For the game today we will need 2 ropes - long and short. Here they are. Show 2 balls of ropes of different lengths and thicknesses. Question for children: Which ball has the longest rope? Which one is short? (Answers). How to find out? (Children's suggestions). Unwind and compare. Denote in words. Rewind again. Question: What is the current length? Which one is short? (Answers) How did you guess? (Answers) Why then are the balls of the same size? (Answers) Consider and indicate in words the thickness of the ropes. What are ropes made of? (Answers) Where is there more thread in a thick or thin rope? (Answers) Verbal designation. For the game we need a snake and a gate. Which rope looks like a snake? What rope can you use to build a gate, and how? (Answers) Construction of gates.

A game.

  • Senior preschool age. Formation of ideas about sounds. Organized activity.

Fairy-tale situation: Ivan Tsarevich and Vasilisa the Wise are fleeing from Baba Yaga. Baba Yaga is catching up. Vasilisa the Wise advises Ivan to throw “magic jars” of substances behind his back. (A jar of water - a wide river, with grain - a thick forest up to the sky, with a cube - a steep mountain, with air - thick fog), but you can’t open the jars - the magic will be lost. Which bank contains what? (water, grain, cube, air). How to determine without opening the jars? Is it possible to? Why? How?

  • Joint or individual activity.

Determine the cans by weight: the heaviest, the lightest, without touching the cans. If: the heaviest one is to the right of the jar with a blue lid, and the lightest jar has a non-red lid. Is it possible to? Why? How? What could be inside if all the jars are full?

  • Organized activities (senior preschool age). FEMP.

To get to the treasure, you need to pick up the key - the code to the safe (door) with the digital dial 613527 by quantitative calculation using bags of buttons (beans). (Familiarization with receiving an invoice by touch). How?

  • Topic “The meaning of sound in a word” (senior preschool age).

Let's work as wizards: Is it possible to turn a HOUSE into SMOKE, a HAND into a RIVER, etc.? How? Dependence of the sound typing of a word and an object.

  • Studying the properties of water (senior preschool age).

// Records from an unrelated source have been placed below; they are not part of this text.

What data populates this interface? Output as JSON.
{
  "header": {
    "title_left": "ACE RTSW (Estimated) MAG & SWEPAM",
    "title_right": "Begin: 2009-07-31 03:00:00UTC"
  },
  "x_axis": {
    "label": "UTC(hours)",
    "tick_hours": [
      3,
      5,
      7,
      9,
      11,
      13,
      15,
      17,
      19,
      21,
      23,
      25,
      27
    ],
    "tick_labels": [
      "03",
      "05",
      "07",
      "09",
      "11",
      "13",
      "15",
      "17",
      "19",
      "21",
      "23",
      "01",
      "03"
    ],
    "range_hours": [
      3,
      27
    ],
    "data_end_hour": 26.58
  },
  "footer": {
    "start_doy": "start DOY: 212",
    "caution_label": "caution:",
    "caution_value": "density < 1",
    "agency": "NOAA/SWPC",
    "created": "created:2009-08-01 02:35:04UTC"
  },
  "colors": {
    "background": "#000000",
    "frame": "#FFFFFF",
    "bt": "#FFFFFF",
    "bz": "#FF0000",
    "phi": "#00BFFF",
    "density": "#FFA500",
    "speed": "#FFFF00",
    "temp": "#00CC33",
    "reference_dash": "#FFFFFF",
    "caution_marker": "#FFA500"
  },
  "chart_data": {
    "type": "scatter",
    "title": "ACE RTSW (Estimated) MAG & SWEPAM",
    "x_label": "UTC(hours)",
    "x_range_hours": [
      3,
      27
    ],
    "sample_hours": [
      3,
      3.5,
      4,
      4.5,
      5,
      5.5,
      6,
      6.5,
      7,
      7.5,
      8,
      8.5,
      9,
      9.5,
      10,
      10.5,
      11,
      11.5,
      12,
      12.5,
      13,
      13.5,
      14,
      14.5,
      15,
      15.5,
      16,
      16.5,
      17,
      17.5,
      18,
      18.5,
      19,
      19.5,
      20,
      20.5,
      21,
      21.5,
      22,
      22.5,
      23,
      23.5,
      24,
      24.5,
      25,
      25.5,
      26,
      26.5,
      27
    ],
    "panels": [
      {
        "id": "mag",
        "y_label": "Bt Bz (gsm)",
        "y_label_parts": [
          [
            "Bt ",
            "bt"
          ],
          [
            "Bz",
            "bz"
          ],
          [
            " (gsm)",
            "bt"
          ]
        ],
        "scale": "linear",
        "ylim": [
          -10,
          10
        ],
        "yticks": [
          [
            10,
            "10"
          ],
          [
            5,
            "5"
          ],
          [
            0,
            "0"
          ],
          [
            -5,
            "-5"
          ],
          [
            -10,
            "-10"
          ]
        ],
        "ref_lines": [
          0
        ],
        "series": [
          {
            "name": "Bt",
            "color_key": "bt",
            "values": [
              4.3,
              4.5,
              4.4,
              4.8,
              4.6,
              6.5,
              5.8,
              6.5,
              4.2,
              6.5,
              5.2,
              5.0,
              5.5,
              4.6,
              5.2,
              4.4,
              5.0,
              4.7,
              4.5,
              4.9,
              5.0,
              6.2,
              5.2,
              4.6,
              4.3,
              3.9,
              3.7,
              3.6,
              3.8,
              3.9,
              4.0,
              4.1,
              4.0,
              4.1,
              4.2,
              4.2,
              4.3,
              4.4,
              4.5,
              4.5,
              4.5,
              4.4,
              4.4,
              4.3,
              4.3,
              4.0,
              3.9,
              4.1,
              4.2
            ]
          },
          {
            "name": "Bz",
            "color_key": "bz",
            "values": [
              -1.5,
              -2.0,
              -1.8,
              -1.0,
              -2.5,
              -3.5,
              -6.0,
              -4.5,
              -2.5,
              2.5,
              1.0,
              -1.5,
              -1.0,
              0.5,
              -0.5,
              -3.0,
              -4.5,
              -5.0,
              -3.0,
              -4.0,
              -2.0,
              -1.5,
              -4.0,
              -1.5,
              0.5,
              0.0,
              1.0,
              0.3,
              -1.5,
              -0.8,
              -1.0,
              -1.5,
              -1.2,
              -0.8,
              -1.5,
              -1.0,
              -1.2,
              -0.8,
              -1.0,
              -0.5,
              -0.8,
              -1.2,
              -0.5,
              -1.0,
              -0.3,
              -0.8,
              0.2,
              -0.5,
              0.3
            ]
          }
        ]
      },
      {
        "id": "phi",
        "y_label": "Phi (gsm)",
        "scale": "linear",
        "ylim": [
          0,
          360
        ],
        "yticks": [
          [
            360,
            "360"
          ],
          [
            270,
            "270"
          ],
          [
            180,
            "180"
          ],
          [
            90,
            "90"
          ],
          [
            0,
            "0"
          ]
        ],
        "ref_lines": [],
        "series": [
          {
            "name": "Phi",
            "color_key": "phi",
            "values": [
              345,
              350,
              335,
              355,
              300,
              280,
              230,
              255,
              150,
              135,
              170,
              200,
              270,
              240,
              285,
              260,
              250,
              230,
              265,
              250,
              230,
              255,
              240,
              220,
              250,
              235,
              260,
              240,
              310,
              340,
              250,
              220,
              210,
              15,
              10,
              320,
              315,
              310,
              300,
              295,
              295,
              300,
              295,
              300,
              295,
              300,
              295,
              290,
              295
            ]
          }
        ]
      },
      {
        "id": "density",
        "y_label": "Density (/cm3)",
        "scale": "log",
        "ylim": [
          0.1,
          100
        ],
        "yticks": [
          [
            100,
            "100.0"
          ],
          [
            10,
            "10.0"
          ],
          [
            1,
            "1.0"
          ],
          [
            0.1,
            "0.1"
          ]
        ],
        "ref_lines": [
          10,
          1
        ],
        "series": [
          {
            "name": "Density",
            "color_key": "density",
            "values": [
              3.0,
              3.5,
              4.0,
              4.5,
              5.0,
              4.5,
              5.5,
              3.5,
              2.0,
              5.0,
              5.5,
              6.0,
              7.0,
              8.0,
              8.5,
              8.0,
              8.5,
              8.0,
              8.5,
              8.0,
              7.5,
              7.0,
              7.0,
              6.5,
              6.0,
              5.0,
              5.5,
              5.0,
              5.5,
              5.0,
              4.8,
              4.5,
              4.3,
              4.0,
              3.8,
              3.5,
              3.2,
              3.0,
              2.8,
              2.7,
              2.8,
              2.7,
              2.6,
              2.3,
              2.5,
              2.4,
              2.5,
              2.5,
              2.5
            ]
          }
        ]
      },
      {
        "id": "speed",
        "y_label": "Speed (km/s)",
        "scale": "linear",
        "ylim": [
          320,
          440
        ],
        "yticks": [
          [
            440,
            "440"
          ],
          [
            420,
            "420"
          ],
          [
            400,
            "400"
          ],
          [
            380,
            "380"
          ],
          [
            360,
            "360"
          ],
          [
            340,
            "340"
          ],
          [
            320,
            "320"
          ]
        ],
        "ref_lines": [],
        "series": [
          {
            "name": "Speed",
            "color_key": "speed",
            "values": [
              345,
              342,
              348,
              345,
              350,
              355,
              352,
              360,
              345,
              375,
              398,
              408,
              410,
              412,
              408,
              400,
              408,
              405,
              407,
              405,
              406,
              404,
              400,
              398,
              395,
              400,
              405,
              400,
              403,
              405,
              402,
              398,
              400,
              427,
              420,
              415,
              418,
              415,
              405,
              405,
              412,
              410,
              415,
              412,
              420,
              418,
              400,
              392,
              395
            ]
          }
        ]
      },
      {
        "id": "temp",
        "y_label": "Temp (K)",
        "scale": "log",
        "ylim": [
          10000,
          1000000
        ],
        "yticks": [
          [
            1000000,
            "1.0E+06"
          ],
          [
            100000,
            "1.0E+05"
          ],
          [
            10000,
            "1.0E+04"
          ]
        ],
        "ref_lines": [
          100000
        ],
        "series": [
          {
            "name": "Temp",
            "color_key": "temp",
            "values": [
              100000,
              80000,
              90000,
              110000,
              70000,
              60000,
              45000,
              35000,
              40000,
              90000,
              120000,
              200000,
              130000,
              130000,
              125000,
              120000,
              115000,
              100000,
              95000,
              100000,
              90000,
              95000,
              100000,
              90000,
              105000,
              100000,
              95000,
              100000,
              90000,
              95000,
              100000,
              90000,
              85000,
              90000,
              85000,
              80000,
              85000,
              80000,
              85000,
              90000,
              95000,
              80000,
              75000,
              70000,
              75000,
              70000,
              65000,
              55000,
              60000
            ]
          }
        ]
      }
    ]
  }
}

Ivan decided to free the captives from captivity at Koshchei. I reached the door to the dungeon. On the door hangs an enchanted bottle with a treasured key inside, and water at the bottom. There was nothing Ivan could do to break the bottle or open the cork. Then he called Vasilisa the Wise. She gave him advice. Ivan quickly completed the task, took out the key, opened the door and released the prisoners. What did Vasilisa advise Ivan? Hypotheses. Demonstration of experience in converting water into steam.

  • Measurement with a conventional length measure. Steps.

The grandmother decided to give her granddaughter a gift. Over the phone, she asked to measure the length of the room in steps, knitted a runner and brought it to her granddaughter. Was she very upset to see that the path was longer than the room? Why did this happen? Prove it.

  • Orientation in space (senior preschool age). Cooperative activity.

The children drew a cube from life. They got these drawings. Everything was drawn correctly. What did the cube look like? Why do you say that?

Petya Vasya Kolya Lena Olya

  1. Experimental activity through a problem.
    Since the educational sections are “blurred” - a problem solved sometimes raises another (for example, grain is used as food for birds, where does the grain come from? - it grows on ears of corn. Let’s move on to the “cereals” section. That is, we moved from the “birds” section to the “ cereals"). By posing a new problem, you can complete the session of organized activity.
  2. Reflection.
    Answers to questions from listeners. Discussion on the results of joint activities.